Whilst surfing the web about the system which I will soon have to take part in, I came across some wonderful facts- the most important of which are these.
Firstly, there are an estimated 3.3 million outstanding student loans, each one averaging around the £17,500 mark (that’s £57,750,000,000 of debt); and we only pay 9% on anything that we earn over 15k after we graduate – this sounds like a lot but in a 16k job, you would only pay £90 for the year- that’s pretty slim to be fair.
When looking at the maths, it occurred to me, most people will not even remotely cover their loans in the time we are to pay it back. Think it through logically. Say you earn £500,000 in your job after graduating over the 25years that you have to pay back your debt (which would average at 20k a year), you would pay £11,250 towards your loans, resulting in a £6,250 loss for the government.
Furthermore, I happen to know that, in a £26k a year job, the interest per year is higher than you pay back, because a relative is in that situation. So in reality, most of us are just never going to pay everything back. Ever.
Not only that, but in the economic climate that we are seeing right now, numerous graduates aren’t even breaking the 16k barrier, leaving the government in even more debt than it is already in, and yet the percentage we pay has not increased to accommodate that.
Why is that?
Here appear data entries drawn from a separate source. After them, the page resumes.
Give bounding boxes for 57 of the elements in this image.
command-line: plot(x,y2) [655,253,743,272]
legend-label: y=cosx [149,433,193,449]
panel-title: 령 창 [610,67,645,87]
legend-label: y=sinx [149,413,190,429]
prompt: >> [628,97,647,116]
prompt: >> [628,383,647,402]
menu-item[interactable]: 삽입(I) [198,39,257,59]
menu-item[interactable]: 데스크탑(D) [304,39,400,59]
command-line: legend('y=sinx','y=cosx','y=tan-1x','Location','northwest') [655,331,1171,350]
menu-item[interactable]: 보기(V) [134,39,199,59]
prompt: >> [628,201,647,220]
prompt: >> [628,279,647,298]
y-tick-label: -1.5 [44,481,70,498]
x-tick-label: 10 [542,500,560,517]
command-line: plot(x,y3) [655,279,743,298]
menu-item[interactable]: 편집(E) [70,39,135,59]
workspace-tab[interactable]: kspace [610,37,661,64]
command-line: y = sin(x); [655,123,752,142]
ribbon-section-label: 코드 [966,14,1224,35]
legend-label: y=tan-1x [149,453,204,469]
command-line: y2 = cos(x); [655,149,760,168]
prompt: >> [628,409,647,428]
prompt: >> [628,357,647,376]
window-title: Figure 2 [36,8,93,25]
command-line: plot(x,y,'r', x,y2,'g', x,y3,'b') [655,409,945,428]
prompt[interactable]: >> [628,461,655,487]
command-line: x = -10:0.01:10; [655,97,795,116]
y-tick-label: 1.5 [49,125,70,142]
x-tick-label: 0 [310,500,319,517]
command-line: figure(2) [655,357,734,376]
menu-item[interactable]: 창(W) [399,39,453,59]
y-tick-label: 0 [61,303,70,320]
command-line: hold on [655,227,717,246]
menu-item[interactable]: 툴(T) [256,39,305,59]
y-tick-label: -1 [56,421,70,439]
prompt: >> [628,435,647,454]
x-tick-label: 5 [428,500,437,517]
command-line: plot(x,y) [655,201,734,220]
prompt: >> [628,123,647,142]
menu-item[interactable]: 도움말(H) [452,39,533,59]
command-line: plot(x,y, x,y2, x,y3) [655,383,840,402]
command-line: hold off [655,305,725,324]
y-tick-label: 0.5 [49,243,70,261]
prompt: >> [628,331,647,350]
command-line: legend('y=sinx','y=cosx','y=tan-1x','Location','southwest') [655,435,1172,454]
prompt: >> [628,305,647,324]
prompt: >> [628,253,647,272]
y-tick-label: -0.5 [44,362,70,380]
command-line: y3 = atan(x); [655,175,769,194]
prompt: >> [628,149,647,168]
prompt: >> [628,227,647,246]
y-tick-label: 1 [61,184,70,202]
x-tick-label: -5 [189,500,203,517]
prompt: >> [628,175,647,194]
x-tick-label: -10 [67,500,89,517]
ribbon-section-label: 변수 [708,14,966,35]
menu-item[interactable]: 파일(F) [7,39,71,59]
Well I think it’s pretty simple: we are paying a graduate tax. Since the days the media started reporting what the government got up to, they have been attempting to conceal taxes. When the words ‘tax’ and ‘increase’ go together, votes are almost instantaneously lost.
So what I am trying to tell you all is this: don’t worry about any massive increase in student debt, because at the end of the day, when we break it down to the basic level, after graduating, we pay a concealed tax to the government for the use of the higher education system – which, I believe, is why student debt is not considered real debt when you get credit checked. So, be happy, we’re not really in debt after all.